Based on the meta-model, the PKM server and its API were designed and implemented on top of MongoDB, a document-oriented database. The preferred interacting device with the database itself is a RESTful server, which features a powerful set of requests specified through the OpenAPI format.
A prototype for the graphical user interface of the PKM client was designed and implemented, acting as the main user entry point to the PKM. Moreover, an orchestrator was developed that takes care of making the relevant calls to the PKM server and to the individual tools, providing a very smooth user experience for the most standard usages of the platform. In order to facilitate its insertion in existing SW development chains, the PKM server can be synchronized with a git server, ensuring that the code artifacts stored in the PKM are always up-to-date.

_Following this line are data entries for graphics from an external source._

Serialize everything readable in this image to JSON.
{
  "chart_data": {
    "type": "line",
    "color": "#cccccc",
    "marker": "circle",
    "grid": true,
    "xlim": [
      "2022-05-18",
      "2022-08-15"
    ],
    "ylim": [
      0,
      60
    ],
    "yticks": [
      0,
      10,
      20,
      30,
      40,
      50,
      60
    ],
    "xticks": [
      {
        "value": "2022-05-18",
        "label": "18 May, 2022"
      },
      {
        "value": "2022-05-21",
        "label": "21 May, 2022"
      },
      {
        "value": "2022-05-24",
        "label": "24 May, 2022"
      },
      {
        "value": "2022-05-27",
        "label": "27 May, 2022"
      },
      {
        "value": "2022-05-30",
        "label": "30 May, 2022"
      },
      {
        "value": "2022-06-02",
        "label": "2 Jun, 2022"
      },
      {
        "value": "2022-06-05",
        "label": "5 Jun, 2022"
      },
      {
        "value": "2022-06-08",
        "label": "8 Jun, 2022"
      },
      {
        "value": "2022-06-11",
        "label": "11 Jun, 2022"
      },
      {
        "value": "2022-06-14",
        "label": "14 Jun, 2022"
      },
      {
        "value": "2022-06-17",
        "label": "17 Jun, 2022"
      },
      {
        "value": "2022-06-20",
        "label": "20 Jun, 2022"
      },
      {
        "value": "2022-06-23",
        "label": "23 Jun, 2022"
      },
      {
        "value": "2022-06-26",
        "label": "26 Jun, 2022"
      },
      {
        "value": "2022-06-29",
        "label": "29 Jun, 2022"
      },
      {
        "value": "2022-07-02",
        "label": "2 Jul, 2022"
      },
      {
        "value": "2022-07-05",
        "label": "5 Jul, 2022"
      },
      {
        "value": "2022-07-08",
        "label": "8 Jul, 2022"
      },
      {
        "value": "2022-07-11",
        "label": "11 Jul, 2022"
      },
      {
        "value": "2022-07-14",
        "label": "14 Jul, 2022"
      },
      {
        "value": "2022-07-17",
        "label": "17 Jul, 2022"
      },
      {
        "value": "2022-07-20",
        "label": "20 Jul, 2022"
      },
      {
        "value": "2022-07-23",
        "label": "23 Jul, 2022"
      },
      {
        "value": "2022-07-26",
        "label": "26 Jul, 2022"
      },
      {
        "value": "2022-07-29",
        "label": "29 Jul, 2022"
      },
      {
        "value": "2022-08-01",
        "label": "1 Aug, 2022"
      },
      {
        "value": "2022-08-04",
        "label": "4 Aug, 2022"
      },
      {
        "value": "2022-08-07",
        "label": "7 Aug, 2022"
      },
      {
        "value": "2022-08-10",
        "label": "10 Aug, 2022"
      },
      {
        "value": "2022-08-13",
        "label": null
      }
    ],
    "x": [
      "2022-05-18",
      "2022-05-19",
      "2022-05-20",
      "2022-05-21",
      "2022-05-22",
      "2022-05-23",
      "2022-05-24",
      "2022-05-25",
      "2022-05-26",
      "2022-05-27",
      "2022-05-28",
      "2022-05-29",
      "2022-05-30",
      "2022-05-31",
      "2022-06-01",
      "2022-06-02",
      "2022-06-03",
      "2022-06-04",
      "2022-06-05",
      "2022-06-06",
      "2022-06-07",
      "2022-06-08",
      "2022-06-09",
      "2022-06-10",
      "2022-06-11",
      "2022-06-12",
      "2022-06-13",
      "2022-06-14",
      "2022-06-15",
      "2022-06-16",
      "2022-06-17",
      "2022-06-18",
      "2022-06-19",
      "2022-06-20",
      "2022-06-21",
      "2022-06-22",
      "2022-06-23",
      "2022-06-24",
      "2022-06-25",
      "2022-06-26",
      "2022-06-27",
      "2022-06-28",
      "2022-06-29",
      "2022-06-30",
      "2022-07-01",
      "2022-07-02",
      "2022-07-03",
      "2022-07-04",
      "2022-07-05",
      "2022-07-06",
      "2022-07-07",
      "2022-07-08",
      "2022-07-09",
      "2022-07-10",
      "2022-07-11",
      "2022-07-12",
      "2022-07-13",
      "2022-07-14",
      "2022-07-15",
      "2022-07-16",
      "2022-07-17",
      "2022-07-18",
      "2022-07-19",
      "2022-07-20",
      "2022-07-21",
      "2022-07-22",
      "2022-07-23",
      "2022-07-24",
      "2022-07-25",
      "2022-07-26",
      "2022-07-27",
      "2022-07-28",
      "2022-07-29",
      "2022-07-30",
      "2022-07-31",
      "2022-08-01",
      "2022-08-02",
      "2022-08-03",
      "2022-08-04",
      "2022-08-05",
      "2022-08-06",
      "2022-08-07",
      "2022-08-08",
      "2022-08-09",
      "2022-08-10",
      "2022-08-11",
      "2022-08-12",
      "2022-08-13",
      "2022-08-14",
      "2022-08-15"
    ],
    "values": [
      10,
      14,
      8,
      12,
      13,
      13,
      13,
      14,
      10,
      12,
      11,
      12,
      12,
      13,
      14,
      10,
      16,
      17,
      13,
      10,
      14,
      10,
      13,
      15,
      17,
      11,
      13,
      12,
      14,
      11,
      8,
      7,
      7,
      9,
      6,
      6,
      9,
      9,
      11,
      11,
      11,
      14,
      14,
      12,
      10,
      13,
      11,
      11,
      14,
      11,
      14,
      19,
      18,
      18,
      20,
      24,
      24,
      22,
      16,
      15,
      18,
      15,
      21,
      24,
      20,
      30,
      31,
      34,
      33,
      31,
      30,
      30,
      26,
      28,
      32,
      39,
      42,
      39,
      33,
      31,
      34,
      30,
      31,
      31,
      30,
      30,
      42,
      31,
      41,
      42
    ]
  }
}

On another aspect of the project, a first version of the ASFM language was designed. ASFM takes the PKM meta-model as reference, and is defined as a JSON schema that closely follows the PKM API to ease the task of generating ASFM models from requests to the PKM server. ASFM schemas can be extracted from standard .doc or .pdf documents, and are the basis of the FormalDebug tool that represents graphically the datastructures of the program and can be manipulated interactively to better understand the invariants in the code.
Another work stream concerned NLP and the connections between code and informal documents. Code summarization tools were applied to track potentially misused identifiers and suggest a fix. The identification of correspondances between documentation and code using machine translation techniques also proceeded well. All NLP tools were integrated within the PKM. It is now possible to visualize the traceability matrix between high-level requirements (in English) and the relevant code. Finally, some work was devoted to semantically analyze CVE messages and highlight their main characteristic, in order to help users to assess whether their code is impacted by a given vulnerability.
Finally, the selection of use-cases was refined, ensuring that they are representative of a large class of applications and that they can lead to a wide spectrum of activities involving the PKM and the other DECODER tools. All use-cases were analyzed with the tools developed within the project and the results are stored in the PKM server.
To conclude, DECODER’s results can be extended in various ways, which could be the subject of future collaborative projects. This includes a tighter integration with git servers to let individual tools exploit the correspondances between each successive version of the code base, enhancing the results of NLP tools when it comes to generate formal specification, and extending ASFM to facilitate formal reasoning with graphical representation of structures.